Il più delle volte rimango deluso. Si tratta del solito omone che dedica il pomeriggio a scrutare le nudità di qualcun altro, della solita checca con la fissa dell'abbronzatura, qualche rara volta di un tipo ics che passa per un pelo dal setaccio psicologico che mi impongo per decretare se un ragazzo è più o meno scopabile. Un setaccio le cui maglie si allargano e si restringono in base alla voglia di sesso, alla voglia di seguirlo sotto il sole cocente.
Ma con Andrea le cose sono andate diversamente. Non mi sono accorto di nulla; è sceso dal sentiero, ha srotolato il materassino sui sassi, si è spogliato e disteso a prendere il sole. Mentre mi concentravo sulle parole crociate o mi perdevo nel seguire le evoluzioni di un surfista, chissà.
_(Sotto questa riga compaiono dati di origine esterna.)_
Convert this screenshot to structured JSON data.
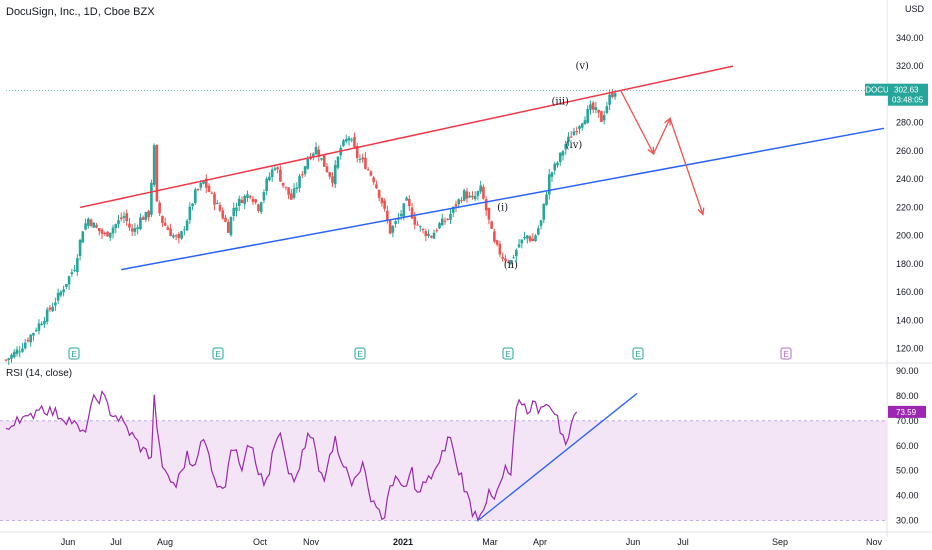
{
  "header": {
    "title": "DocuSign, Inc., 1D, Cboe BZX",
    "currency": "USD",
    "rsi_label": "RSI (14, close)"
  },
  "colors": {
    "up": "#26a69a",
    "down": "#ef5350",
    "upper_channel": "#f23645",
    "lower_channel": "#2962ff",
    "rsi_line": "#9c27b0",
    "rsi_band": "#f3e5f5",
    "price_badge": "#26a69a",
    "rsi_badge": "#9c27b0"
  },
  "chart_data": [
    {
      "type": "candlestick",
      "title": "DocuSign, Inc., 1D, Cboe BZX",
      "y_axis_ticks": [
        120,
        140,
        160,
        180,
        200,
        220,
        240,
        260,
        280,
        300,
        320,
        340
      ],
      "y_axis_tick_labels": [
        "120.00",
        "140.00",
        "160.00",
        "180.00",
        "200.00",
        "220.00",
        "240.00",
        "260.00",
        "280.00",
        "300.00",
        "320.00",
        "340.00"
      ],
      "ylim": [
        112,
        364
      ],
      "x_axis_ticks": [
        "Jun",
        "Jul",
        "Aug",
        "Oct",
        "Nov",
        "2021",
        "Mar",
        "Apr",
        "Jun",
        "Jul",
        "Sep",
        "Nov"
      ],
      "close_series": [
        [
          0,
          112
        ],
        [
          5,
          120
        ],
        [
          10,
          132
        ],
        [
          15,
          145
        ],
        [
          20,
          160
        ],
        [
          25,
          178
        ],
        [
          28,
          205
        ],
        [
          30,
          212
        ],
        [
          33,
          205
        ],
        [
          36,
          200
        ],
        [
          40,
          208
        ],
        [
          43,
          214
        ],
        [
          46,
          202
        ],
        [
          49,
          212
        ],
        [
          52,
          215
        ],
        [
          54,
          262
        ],
        [
          55,
          222
        ],
        [
          57,
          210
        ],
        [
          60,
          202
        ],
        [
          63,
          196
        ],
        [
          66,
          212
        ],
        [
          69,
          230
        ],
        [
          72,
          238
        ],
        [
          75,
          228
        ],
        [
          78,
          218
        ],
        [
          81,
          205
        ],
        [
          83,
          220
        ],
        [
          86,
          226
        ],
        [
          89,
          230
        ],
        [
          92,
          220
        ],
        [
          95,
          238
        ],
        [
          98,
          250
        ],
        [
          101,
          236
        ],
        [
          104,
          226
        ],
        [
          107,
          240
        ],
        [
          110,
          255
        ],
        [
          113,
          262
        ],
        [
          116,
          250
        ],
        [
          119,
          240
        ],
        [
          122,
          262
        ],
        [
          125,
          270
        ],
        [
          128,
          256
        ],
        [
          131,
          250
        ],
        [
          134,
          240
        ],
        [
          137,
          224
        ],
        [
          140,
          203
        ],
        [
          143,
          212
        ],
        [
          146,
          224
        ],
        [
          149,
          210
        ],
        [
          152,
          203
        ],
        [
          155,
          200
        ],
        [
          158,
          208
        ],
        [
          161,
          212
        ],
        [
          164,
          222
        ],
        [
          167,
          230
        ],
        [
          170,
          225
        ],
        [
          173,
          233
        ],
        [
          175,
          218
        ],
        [
          178,
          194
        ],
        [
          181,
          185
        ],
        [
          184,
          182
        ],
        [
          187,
          194
        ],
        [
          190,
          200
        ],
        [
          192,
          196
        ],
        [
          195,
          210
        ],
        [
          198,
          242
        ],
        [
          201,
          252
        ],
        [
          204,
          265
        ],
        [
          207,
          274
        ],
        [
          210,
          282
        ],
        [
          213,
          290
        ],
        [
          215,
          288
        ],
        [
          217,
          282
        ],
        [
          220,
          298
        ],
        [
          222,
          303
        ]
      ],
      "x_range": [
        0,
        320
      ],
      "last_price": "302.63",
      "ticker": "DOCU",
      "countdown": "03:48:05",
      "annotations": [
        "(i)",
        "(ii)",
        "(iii)",
        "(iv)",
        "(v)"
      ],
      "earnings_markers": [
        "E",
        "E",
        "E",
        "E",
        "E",
        "E"
      ],
      "lines": [
        {
          "name": "upper channel",
          "from": [
            27,
            220
          ],
          "to": [
            265,
            320
          ]
        },
        {
          "name": "lower channel",
          "from": [
            42,
            176
          ],
          "to": [
            320,
            276
          ]
        }
      ]
    },
    {
      "type": "line",
      "title": "RSI (14, close)",
      "y_axis_ticks": [
        30,
        40,
        50,
        60,
        70,
        80,
        90
      ],
      "y_axis_tick_labels": [
        "30.00",
        "40.00",
        "50.00",
        "60.00",
        "70.00",
        "80.00",
        "90.00"
      ],
      "ylim": [
        27,
        92
      ],
      "band": [
        30,
        70
      ],
      "last_value": "73.59",
      "values": [
        [
          0,
          65
        ],
        [
          4,
          72
        ],
        [
          8,
          70
        ],
        [
          12,
          76
        ],
        [
          16,
          74
        ],
        [
          20,
          72
        ],
        [
          24,
          70
        ],
        [
          28,
          64
        ],
        [
          32,
          78
        ],
        [
          35,
          80
        ],
        [
          38,
          74
        ],
        [
          42,
          70
        ],
        [
          46,
          64
        ],
        [
          50,
          58
        ],
        [
          53,
          56
        ],
        [
          54,
          79
        ],
        [
          56,
          58
        ],
        [
          58,
          48
        ],
        [
          60,
          46
        ],
        [
          62,
          44
        ],
        [
          64,
          50
        ],
        [
          66,
          56
        ],
        [
          68,
          52
        ],
        [
          70,
          58
        ],
        [
          72,
          62
        ],
        [
          74,
          56
        ],
        [
          76,
          48
        ],
        [
          78,
          42
        ],
        [
          80,
          46
        ],
        [
          82,
          60
        ],
        [
          84,
          56
        ],
        [
          86,
          52
        ],
        [
          88,
          62
        ],
        [
          90,
          60
        ],
        [
          92,
          50
        ],
        [
          94,
          44
        ],
        [
          96,
          50
        ],
        [
          98,
          60
        ],
        [
          100,
          64
        ],
        [
          102,
          52
        ],
        [
          104,
          48
        ],
        [
          106,
          46
        ],
        [
          108,
          56
        ],
        [
          110,
          64
        ],
        [
          112,
          62
        ],
        [
          114,
          50
        ],
        [
          116,
          48
        ],
        [
          118,
          58
        ],
        [
          120,
          62
        ],
        [
          122,
          56
        ],
        [
          124,
          50
        ],
        [
          126,
          44
        ],
        [
          128,
          50
        ],
        [
          130,
          52
        ],
        [
          132,
          42
        ],
        [
          134,
          38
        ],
        [
          136,
          34
        ],
        [
          138,
          30
        ],
        [
          140,
          44
        ],
        [
          142,
          48
        ],
        [
          144,
          42
        ],
        [
          146,
          44
        ],
        [
          148,
          50
        ],
        [
          150,
          40
        ],
        [
          152,
          44
        ],
        [
          154,
          46
        ],
        [
          156,
          50
        ],
        [
          158,
          52
        ],
        [
          160,
          60
        ],
        [
          162,
          64
        ],
        [
          164,
          52
        ],
        [
          166,
          48
        ],
        [
          168,
          40
        ],
        [
          170,
          34
        ],
        [
          172,
          32
        ],
        [
          174,
          36
        ],
        [
          176,
          40
        ],
        [
          178,
          38
        ],
        [
          180,
          44
        ],
        [
          182,
          50
        ],
        [
          184,
          48
        ],
        [
          186,
          74
        ],
        [
          188,
          78
        ],
        [
          190,
          74
        ],
        [
          192,
          77
        ],
        [
          194,
          75
        ],
        [
          196,
          78
        ],
        [
          198,
          74
        ],
        [
          200,
          75
        ],
        [
          202,
          66
        ],
        [
          204,
          60
        ],
        [
          206,
          70
        ],
        [
          208,
          73.59
        ]
      ],
      "x_range": [
        0,
        320
      ],
      "lines": [
        {
          "name": "rsi trendline",
          "from": [
            172,
            30
          ],
          "to": [
            230,
            81
          ]
        }
      ]
    }
  ]
}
Non ho avuto il tempo di immaginare, di prepararmi e di adattare il nuovo bagnante alle mie fantasie. Me lo sono trovato vicino.
Aveva il viso rivolto dalla parte opposta, appoggiato sul braccio che teneva conserto con l'altro. La nuca piccola con i capelli rasati, la pelle delle spalle abbronzata e levigata. Il culo bianchissimo, alto e rotondo e liscio. Le Adidas bianche appaiate con ordine vicino allo zaino su cui erano stesi i pantaloncini, la T-shirt e gli slip. Bianchi come le scarpe.
Io mi sono ricomposto, mi sono messo seduto, ho acceso una sigaretta. Non gli ho staccato gli occhi di dosso, aspettando di vedere il suo viso.